I basically heat water for breakfast.  I heat and cook for dinner.  I make a guess at how much fuel I need based on temperature and elevation.  Lower temperatures need more fuel since you will need a certain amount per degree you want to heat the water and the water is also at a lower temperature.  More fuel is needed just to change water from ice to liquid even before it starts to warm, if that is how cold things are.  Higher elevations need more too.  I suspect it is just that inefficiency coming back to haunt me.  When I camped at 12,600 feet, I needed a bit more fuel than when bouncing around the local forest that tops out at 9,000 feet.  The little tin works great for heat and cook meals.  As the fuel burns down, it burns lower, so it burns high when bringing things to a boil and lower when just keeping them there.  It is out long before the 10 minute cook time is up, though.  That is alright, the pot can be left to sit and cooking will continue just fine with the residual heat.  This is the time to get up and set up camp.  I do not have a cozy and usually that is not a problem.  If I am really worried about things getting too cold to cook, I can just toss in another scoop of fuel and light it up again.

Some forests are starting to ban alcohol stoves.  I have been told that people have been known to kick the things over.  Personally, I have never come close to kicking a stove over, but then I have this belief that I need to be a responsible human being for the time that a fire I have lit is burning.  I have been told that it is some worry over having the fuel in a bowl.  This seems silly when it is just enough fuel for one burn and it does not spill with the fiberglass in it.  I have tried to pour a full tin back into the bottle.  I got a single drop out.  The fiberglass holds it in place.

I have used the Esbit tablets that came with my stand and quickly found out I could not stand the things.  I tried one of another brand and found that it was even worse.  Maybe if I used them as much as the candy tin, I would get to know them and love them.  I doubt it.

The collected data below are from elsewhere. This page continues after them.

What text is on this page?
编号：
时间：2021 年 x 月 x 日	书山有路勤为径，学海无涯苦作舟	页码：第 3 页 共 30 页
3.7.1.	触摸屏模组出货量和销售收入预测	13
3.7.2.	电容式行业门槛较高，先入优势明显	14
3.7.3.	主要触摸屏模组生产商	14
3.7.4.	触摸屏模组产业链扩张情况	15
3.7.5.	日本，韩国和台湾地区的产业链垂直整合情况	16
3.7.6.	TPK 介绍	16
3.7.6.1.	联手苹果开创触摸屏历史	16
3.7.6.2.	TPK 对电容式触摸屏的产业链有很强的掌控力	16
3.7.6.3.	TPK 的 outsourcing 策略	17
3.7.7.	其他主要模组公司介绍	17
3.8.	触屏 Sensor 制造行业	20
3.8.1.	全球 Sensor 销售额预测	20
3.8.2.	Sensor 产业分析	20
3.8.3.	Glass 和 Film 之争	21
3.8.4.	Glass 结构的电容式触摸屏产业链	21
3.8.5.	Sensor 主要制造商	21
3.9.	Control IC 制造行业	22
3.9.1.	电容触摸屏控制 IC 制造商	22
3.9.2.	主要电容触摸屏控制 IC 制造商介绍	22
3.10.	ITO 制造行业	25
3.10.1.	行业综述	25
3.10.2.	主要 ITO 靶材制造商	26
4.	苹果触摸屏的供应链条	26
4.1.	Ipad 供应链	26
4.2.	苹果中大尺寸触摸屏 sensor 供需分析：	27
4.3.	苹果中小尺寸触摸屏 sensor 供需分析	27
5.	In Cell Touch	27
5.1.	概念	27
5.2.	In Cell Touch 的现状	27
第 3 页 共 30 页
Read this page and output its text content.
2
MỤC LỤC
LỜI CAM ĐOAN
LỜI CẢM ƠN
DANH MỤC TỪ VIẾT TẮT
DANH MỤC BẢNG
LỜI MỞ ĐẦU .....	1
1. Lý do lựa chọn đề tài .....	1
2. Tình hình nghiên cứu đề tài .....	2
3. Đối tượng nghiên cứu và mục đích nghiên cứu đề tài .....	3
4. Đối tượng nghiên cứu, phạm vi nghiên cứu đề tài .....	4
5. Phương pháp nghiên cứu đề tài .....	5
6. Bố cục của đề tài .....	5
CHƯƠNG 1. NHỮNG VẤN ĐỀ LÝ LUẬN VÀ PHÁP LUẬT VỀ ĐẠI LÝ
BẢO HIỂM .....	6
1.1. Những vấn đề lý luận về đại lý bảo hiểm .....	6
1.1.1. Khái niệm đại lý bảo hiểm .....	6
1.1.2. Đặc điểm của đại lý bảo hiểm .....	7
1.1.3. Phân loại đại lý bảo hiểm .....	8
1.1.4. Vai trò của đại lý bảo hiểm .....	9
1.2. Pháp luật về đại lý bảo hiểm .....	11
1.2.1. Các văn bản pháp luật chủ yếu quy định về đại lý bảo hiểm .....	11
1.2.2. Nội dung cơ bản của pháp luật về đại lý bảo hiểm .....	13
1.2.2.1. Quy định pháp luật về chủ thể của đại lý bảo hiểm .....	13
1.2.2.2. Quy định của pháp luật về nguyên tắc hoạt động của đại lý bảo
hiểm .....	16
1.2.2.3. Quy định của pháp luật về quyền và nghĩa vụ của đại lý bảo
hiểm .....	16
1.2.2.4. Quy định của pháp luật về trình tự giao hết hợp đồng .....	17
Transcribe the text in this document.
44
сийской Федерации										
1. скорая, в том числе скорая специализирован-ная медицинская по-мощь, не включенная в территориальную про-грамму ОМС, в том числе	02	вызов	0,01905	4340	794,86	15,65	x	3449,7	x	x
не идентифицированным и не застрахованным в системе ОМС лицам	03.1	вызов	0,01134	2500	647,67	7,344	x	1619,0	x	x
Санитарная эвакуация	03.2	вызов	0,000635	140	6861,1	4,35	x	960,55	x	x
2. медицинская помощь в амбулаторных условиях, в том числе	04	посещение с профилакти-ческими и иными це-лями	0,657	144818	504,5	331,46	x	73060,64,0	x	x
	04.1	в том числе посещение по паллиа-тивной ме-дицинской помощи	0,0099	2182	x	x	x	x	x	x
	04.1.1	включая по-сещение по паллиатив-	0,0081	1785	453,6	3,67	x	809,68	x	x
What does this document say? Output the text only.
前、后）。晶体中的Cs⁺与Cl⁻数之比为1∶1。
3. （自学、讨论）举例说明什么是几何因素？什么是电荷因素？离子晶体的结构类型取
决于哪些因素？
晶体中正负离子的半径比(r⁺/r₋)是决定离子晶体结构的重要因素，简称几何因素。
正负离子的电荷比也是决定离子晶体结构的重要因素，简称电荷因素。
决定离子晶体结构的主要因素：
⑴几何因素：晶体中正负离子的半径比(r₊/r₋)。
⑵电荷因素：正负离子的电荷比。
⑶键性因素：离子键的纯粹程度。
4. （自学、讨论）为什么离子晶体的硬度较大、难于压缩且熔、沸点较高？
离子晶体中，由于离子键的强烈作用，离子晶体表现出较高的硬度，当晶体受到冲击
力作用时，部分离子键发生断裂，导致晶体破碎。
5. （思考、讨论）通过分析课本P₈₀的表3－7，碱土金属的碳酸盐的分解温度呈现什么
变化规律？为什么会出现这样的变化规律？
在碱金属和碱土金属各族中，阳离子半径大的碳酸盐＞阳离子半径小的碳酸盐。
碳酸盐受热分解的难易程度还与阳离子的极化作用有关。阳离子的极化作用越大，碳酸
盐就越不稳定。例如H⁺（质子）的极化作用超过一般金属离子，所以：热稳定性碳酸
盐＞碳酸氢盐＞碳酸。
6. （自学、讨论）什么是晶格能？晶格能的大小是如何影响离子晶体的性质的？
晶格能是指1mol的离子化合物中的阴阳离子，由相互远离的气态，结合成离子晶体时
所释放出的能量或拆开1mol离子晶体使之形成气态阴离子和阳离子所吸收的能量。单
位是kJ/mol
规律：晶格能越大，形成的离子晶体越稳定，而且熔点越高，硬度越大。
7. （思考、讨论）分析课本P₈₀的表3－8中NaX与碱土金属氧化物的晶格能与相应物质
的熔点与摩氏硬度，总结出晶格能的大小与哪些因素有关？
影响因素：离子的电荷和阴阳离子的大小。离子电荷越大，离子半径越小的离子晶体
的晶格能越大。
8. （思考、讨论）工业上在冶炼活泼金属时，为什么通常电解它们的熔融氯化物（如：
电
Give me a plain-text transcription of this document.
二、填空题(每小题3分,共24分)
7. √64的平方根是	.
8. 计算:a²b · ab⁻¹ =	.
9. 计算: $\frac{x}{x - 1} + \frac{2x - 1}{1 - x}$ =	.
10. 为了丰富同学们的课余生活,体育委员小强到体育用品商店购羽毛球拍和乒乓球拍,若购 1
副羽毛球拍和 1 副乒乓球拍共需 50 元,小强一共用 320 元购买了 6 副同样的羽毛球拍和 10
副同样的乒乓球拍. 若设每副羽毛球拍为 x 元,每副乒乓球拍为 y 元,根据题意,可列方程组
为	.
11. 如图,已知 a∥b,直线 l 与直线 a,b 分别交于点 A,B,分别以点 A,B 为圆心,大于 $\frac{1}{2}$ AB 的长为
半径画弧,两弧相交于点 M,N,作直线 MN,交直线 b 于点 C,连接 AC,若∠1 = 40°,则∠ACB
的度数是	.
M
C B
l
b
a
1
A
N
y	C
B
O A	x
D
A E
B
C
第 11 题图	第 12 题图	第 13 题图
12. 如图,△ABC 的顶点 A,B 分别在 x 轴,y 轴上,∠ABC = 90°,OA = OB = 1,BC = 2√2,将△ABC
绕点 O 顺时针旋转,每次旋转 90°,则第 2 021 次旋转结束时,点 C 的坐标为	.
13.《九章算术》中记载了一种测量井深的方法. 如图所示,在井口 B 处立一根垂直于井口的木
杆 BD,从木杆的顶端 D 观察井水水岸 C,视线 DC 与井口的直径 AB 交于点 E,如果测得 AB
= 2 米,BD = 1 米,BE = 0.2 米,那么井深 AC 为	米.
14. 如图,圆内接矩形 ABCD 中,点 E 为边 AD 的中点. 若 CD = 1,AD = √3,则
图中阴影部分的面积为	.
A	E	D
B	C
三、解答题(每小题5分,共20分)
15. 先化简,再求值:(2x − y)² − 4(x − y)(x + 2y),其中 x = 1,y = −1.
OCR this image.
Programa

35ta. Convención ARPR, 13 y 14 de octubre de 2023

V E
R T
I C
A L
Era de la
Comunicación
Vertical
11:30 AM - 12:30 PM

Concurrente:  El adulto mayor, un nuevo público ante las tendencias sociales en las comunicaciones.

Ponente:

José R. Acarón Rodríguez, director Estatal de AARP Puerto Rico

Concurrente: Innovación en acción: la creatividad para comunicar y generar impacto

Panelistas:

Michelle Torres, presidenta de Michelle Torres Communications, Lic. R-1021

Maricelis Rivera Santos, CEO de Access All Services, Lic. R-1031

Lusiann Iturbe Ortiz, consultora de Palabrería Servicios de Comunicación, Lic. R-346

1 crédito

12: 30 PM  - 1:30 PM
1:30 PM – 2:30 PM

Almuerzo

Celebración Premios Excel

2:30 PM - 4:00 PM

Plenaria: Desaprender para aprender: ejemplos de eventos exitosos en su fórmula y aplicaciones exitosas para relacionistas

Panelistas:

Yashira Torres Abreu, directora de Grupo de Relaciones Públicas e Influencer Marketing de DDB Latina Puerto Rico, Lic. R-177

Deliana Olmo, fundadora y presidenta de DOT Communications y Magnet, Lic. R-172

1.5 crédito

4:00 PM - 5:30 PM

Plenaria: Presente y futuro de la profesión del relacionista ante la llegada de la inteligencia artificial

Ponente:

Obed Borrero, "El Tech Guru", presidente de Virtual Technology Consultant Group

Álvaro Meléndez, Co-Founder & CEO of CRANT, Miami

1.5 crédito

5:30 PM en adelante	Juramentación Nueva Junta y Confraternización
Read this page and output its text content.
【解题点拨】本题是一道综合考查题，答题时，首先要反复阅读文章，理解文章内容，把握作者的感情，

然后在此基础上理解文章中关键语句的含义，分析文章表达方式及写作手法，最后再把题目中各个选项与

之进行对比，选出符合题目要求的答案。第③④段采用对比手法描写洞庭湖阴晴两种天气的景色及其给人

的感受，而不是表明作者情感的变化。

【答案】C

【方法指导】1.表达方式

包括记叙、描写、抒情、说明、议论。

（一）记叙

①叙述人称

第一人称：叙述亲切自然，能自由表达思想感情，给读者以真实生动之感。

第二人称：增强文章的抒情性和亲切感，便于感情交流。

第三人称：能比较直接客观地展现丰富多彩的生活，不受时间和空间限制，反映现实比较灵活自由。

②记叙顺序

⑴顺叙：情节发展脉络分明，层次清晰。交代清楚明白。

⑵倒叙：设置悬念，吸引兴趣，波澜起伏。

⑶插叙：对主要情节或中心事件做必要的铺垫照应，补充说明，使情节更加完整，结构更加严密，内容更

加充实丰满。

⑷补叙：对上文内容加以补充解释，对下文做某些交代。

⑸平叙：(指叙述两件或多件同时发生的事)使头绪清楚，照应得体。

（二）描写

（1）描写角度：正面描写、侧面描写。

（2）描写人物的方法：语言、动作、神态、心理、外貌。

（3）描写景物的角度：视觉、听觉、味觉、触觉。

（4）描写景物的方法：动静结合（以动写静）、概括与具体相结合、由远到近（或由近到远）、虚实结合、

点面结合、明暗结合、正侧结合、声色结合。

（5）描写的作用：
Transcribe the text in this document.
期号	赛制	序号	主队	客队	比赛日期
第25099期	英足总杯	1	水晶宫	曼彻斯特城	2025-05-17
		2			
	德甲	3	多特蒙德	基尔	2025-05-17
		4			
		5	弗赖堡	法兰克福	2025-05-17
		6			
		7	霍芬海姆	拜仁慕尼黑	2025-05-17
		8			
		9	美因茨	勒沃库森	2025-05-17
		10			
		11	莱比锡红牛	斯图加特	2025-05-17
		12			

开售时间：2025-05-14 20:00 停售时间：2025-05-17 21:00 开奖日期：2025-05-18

So that is my current and cutest stove.

(Since I mentioned the creatine, I will say this: Whatever it is you want to try creatine for, that is not why I use it.  I have no opinion about its efficacy for energy or bulking up muscle or sharper mind or whatever else it is supposed to do.  I take about 1/2 teaspoon a day.  It does seem to have a side effect of causing my muscles to cramp more easily.  When I finally read the Wikipedia entry, I found it interesting that this specific side effect was mentioned to claim it is not real.  I did try it in the higher quantities suggested for bulking up and it physically wired me in a funny way which I did not like.  I did not try it like that a second time.)